"Ready for dinner"
Whether or not you believe it was the right thing to do, we can at least agree that the Copenhagen Zoo didn’t handle this one well: In order to prevent inbreeding, keepers shot a healthy 2-year-old giraffe, dissected its body and then fed it to the lions, all while visitors looked on.
The giraffe, named Marius, was a “surplus” animal, the zoo explained, whose genes were already well-represented among European zoos’ captive population. His euthanasia was a perhaps overly frank demonstration of the circle of life that’s understandably gotten a lot of people upset. And yes, the whole debacle was also caught on video.
Most distressingly, the slaughter occurred in spite of protesters, an international petition signed by over 27,000 people and even offers from other zoos and wildlife parks to take the giraffe in.

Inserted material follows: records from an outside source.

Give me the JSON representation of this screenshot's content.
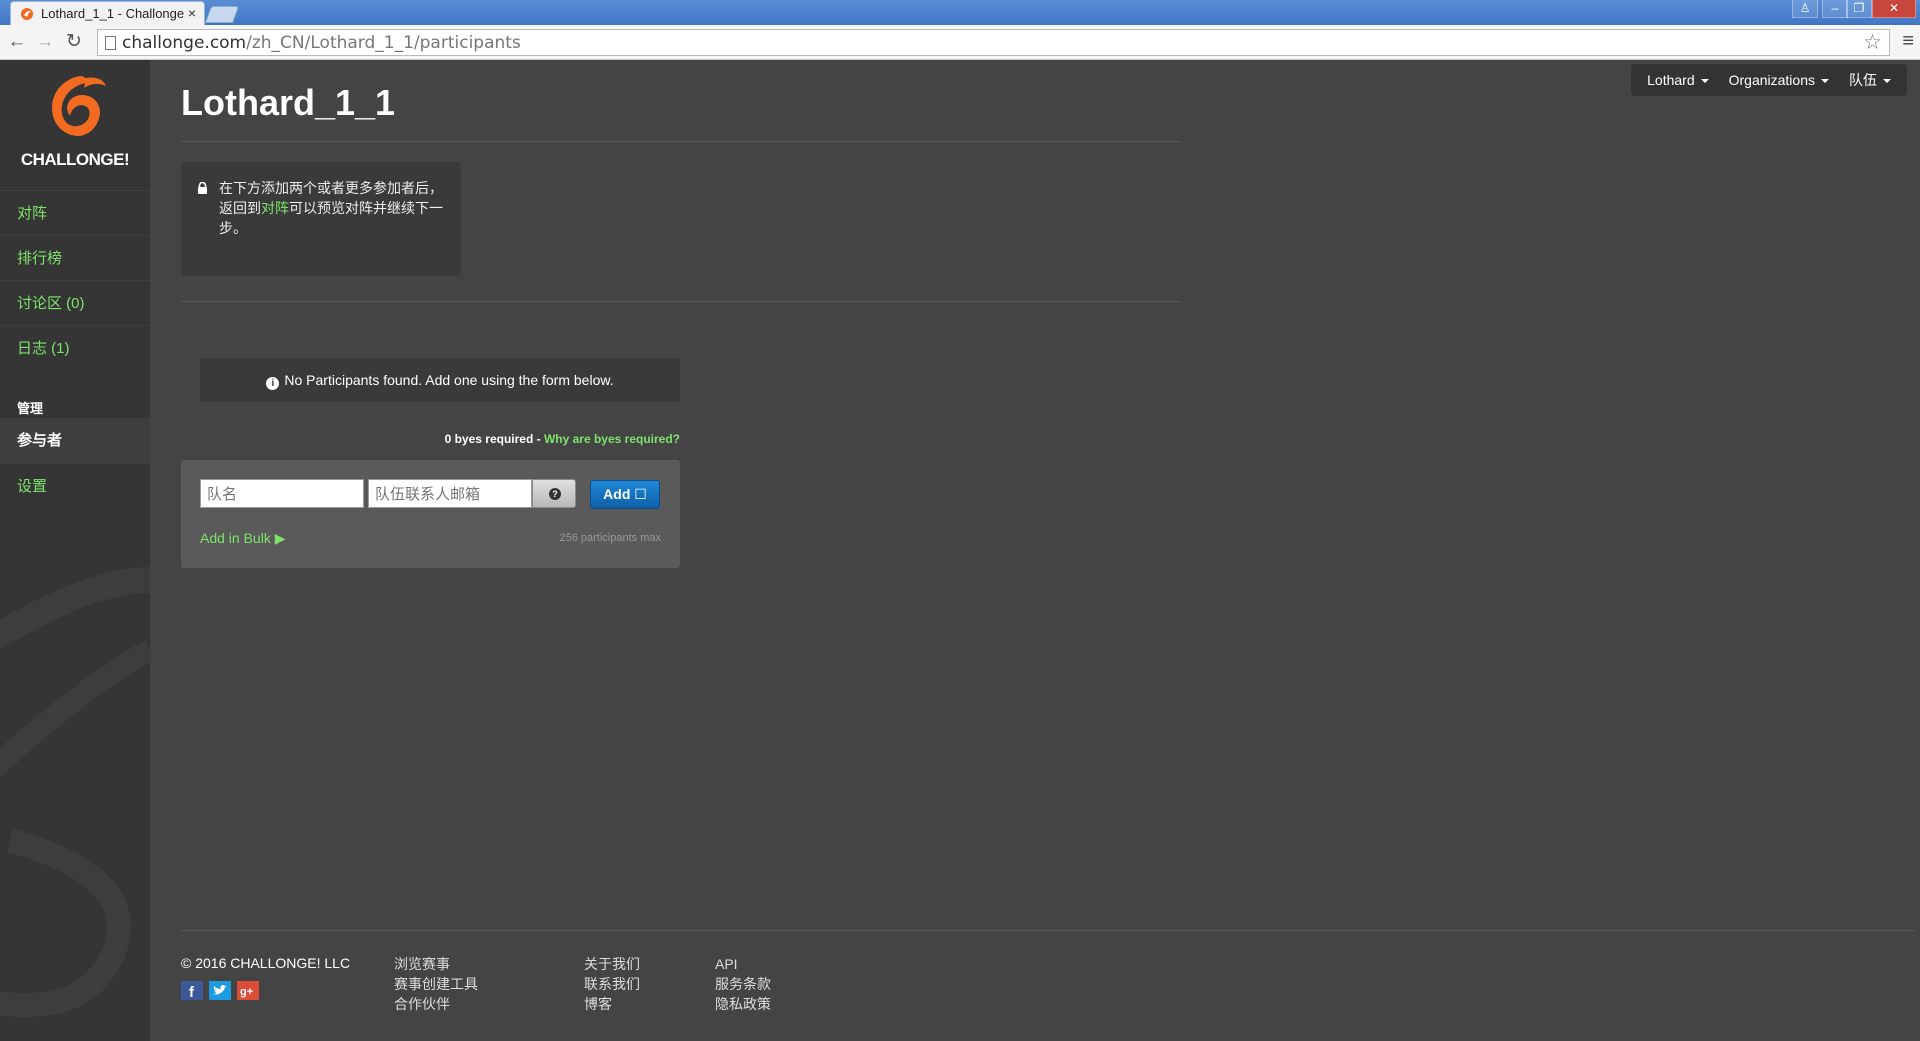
{
  "browser": {
    "tab_title": "Lothard_1_1 - Challonge",
    "tab_close": "×",
    "url_host": "challonge.com",
    "url_path": "/zh_CN/Lothard_1_1/participants",
    "window_buttons": [
      "♙",
      "–",
      "❐",
      "✕"
    ]
  },
  "sidebar": {
    "brand_name": "CHALLONGE!",
    "links": [
      {
        "label": "对阵"
      },
      {
        "label": "排行榜"
      },
      {
        "label": "讨论区 (0)"
      },
      {
        "label": "日志 (1)"
      }
    ],
    "section_title": "管理",
    "admin_links": [
      {
        "label": "参与者",
        "active": true
      },
      {
        "label": "设置"
      }
    ]
  },
  "header": {
    "title": "Lothard_1_1",
    "user_nav": [
      "Lothard",
      "Organizations",
      "队伍"
    ]
  },
  "alert": {
    "text_before": "在下方添加两个或者更多参加者后，返回到",
    "link": "对阵",
    "text_after": "可以预览对阵并继续下一步。"
  },
  "participants": {
    "empty_message": "No Participants found. Add one using the form below.",
    "byes_text": "0 byes required - ",
    "byes_link": "Why are byes required?"
  },
  "form": {
    "name_placeholder": "队名",
    "email_placeholder": "队伍联系人邮箱",
    "add_label": "Add ☐",
    "add_bulk": "Add in Bulk ▶",
    "max_note": "256 participants max"
  },
  "footer": {
    "copyright": "© 2016 CHALLONGE! LLC",
    "col1": [
      "浏览赛事",
      "赛事创建工具",
      "合作伙伴"
    ],
    "col2": [
      "关于我们",
      "联系我们",
      "博客"
    ],
    "col3": [
      "API",
      "服务条款",
      "隐私政策"
    ],
    "social": [
      "f",
      "t",
      "g+"
    ]
  },
  "colors": {
    "accent_green": "#7ee36c",
    "brand_orange": "#f26b21",
    "button_blue": "#1a7ccc"
  }
}
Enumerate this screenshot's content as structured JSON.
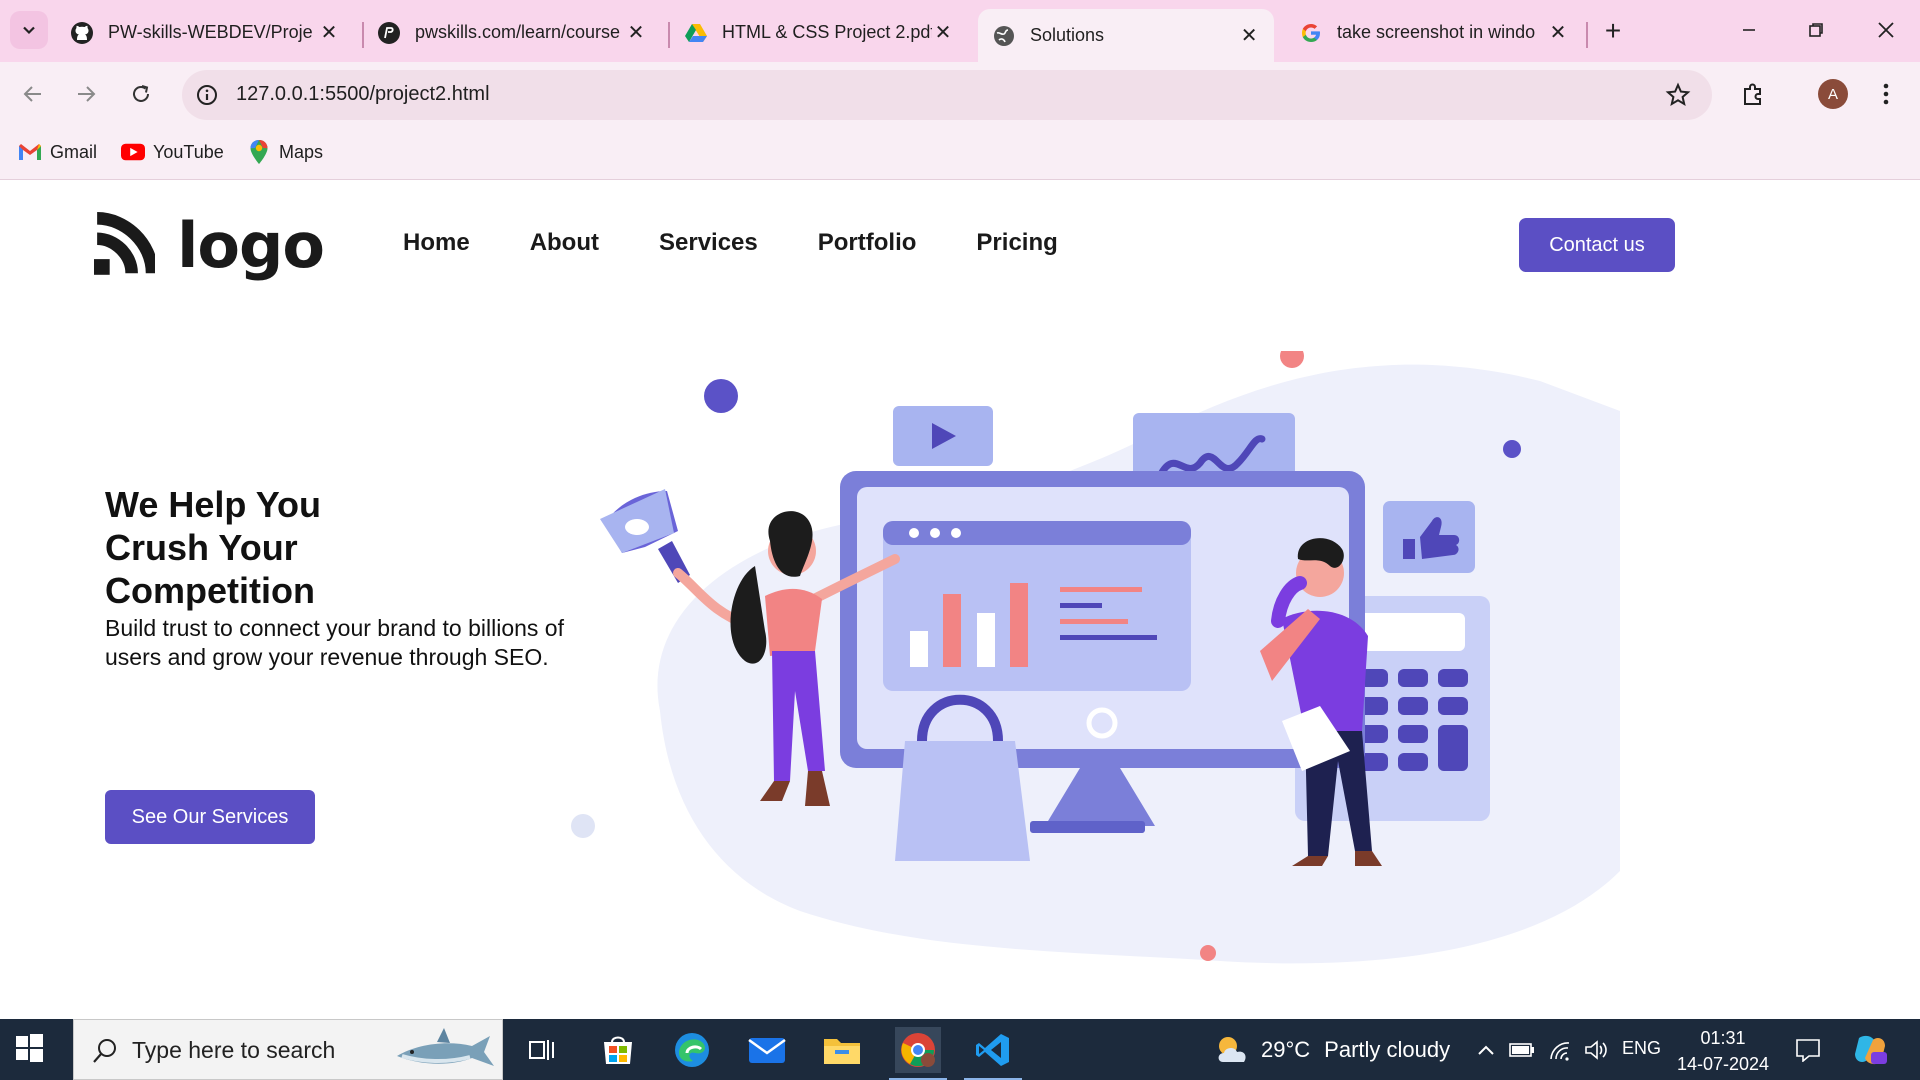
{
  "browser": {
    "tabs": [
      {
        "title": "PW-skills-WEBDEV/Proje",
        "icon": "github-icon"
      },
      {
        "title": "pwskills.com/learn/course",
        "icon": "pwskills-icon"
      },
      {
        "title": "HTML & CSS Project 2.pdf",
        "icon": "google-drive-icon"
      },
      {
        "title": "Solutions",
        "icon": "globe-icon",
        "active": true
      },
      {
        "title": "take screenshot in windo",
        "icon": "google-icon"
      }
    ],
    "url": "127.0.0.1:5500/project2.html",
    "profile_initial": "A",
    "bookmarks": [
      {
        "label": "Gmail",
        "icon": "gmail-icon"
      },
      {
        "label": "YouTube",
        "icon": "youtube-icon"
      },
      {
        "label": "Maps",
        "icon": "maps-icon"
      }
    ]
  },
  "site": {
    "logo_text": "logo",
    "nav": [
      "Home",
      "About",
      "Services",
      "Portfolio",
      "Pricing"
    ],
    "cta_label": "Contact us",
    "hero": {
      "title": "We Help You Crush Your Competition",
      "subtitle": "Build trust to connect your brand to billions of users and grow your revenue through SEO.",
      "button_label": "See Our Services"
    },
    "colors": {
      "primary": "#5b4fc4",
      "illustration_blob": "#eef0fb",
      "accent_pink": "#f07a7a"
    }
  },
  "taskbar": {
    "search_placeholder": "Type here to search",
    "weather": {
      "temp": "29°C",
      "condition": "Partly cloudy"
    },
    "language": "ENG",
    "time": "01:31",
    "date": "14-07-2024"
  }
}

One individual offered to pay $682,000 to adopt him.
According to the zoo, however, international breeding bylaws made it so that saving Marius’ life was never an option. explains:
[Zoo spokesperson Tobia] Stenbaek Bro said a significant part of EAZA [European Association of Zoos and Aquaria] membership is that the zoos don’t own the animals themselves, but govern them, and therefore can’t sell them to anyone outside the organization that doesn’t follow the same set of rules.
…Copenhagen Zoo doesn’t give giraffes contraceptives or castrate them because that could have unwanted side effects on their internal organs, and the zoo regards parental care as important, said [the zoo's scientific director, Bengt] Holst.

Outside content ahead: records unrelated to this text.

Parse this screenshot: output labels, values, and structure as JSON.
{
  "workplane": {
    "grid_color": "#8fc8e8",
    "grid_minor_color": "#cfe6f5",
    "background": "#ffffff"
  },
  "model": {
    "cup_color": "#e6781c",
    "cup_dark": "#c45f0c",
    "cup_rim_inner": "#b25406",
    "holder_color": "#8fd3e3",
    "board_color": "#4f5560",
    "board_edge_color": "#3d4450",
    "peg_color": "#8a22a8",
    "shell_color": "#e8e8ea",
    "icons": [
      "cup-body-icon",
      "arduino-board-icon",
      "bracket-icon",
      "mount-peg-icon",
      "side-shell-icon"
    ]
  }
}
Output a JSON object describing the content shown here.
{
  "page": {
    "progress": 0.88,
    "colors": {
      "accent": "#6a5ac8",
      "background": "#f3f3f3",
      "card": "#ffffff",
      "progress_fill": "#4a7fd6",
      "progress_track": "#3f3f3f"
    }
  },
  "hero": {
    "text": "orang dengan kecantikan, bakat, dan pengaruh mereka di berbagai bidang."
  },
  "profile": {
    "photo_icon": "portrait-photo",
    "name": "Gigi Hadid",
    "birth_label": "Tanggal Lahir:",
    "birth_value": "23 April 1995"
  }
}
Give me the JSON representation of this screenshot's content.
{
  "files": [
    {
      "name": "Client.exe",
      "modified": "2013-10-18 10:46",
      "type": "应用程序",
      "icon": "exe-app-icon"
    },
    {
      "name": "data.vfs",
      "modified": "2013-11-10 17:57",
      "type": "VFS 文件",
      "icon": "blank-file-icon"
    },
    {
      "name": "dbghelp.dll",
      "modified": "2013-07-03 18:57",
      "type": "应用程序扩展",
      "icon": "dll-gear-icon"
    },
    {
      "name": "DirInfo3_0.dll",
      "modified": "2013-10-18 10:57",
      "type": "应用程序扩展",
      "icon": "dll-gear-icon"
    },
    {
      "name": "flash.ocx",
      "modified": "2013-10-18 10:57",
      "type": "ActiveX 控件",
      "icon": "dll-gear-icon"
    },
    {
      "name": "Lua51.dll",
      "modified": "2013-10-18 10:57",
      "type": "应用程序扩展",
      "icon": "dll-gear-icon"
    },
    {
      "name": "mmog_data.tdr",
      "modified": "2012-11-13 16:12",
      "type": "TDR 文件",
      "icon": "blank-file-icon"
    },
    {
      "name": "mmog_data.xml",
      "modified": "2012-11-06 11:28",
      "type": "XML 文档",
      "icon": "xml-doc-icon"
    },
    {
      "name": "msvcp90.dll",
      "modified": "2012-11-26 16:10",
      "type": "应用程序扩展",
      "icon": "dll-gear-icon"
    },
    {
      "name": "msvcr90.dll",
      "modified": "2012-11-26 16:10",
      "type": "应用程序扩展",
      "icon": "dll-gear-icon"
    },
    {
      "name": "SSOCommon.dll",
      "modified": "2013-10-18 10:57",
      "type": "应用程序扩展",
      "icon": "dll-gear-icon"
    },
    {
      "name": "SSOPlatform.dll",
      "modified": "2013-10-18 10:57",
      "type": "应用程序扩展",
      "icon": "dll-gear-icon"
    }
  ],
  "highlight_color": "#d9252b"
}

EAZA said it supported the zoo’s decision to “humanely put the animal down and believes strongly in the need for genetic and demographic management within animals in human care.”
“We have been very steadfast because we know we’ve made this decision on a factual and proper basis. We can’t all of a sudden change to something we know is worse because of some emotional events happening around us,” Holst told the Guardian.

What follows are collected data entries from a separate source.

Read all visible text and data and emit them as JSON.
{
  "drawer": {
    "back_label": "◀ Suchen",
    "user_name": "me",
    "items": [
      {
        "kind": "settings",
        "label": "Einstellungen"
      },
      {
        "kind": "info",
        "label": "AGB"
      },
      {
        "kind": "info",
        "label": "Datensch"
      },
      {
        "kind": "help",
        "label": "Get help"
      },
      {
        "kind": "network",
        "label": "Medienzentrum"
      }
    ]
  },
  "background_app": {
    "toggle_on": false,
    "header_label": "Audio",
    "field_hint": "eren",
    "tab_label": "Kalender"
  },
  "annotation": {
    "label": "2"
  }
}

“We were open about it because we know [the euthanasia] was the right thing to do,” he said, adding that the public killing also helped teach children about life and death. So, points for transparency. But while Holst insists that both allowing Marius to be born and then cutting his life short was in all of the giraffes’ best interests, this isn’t likely to be one of those situations where the general public will be able to see “reason.”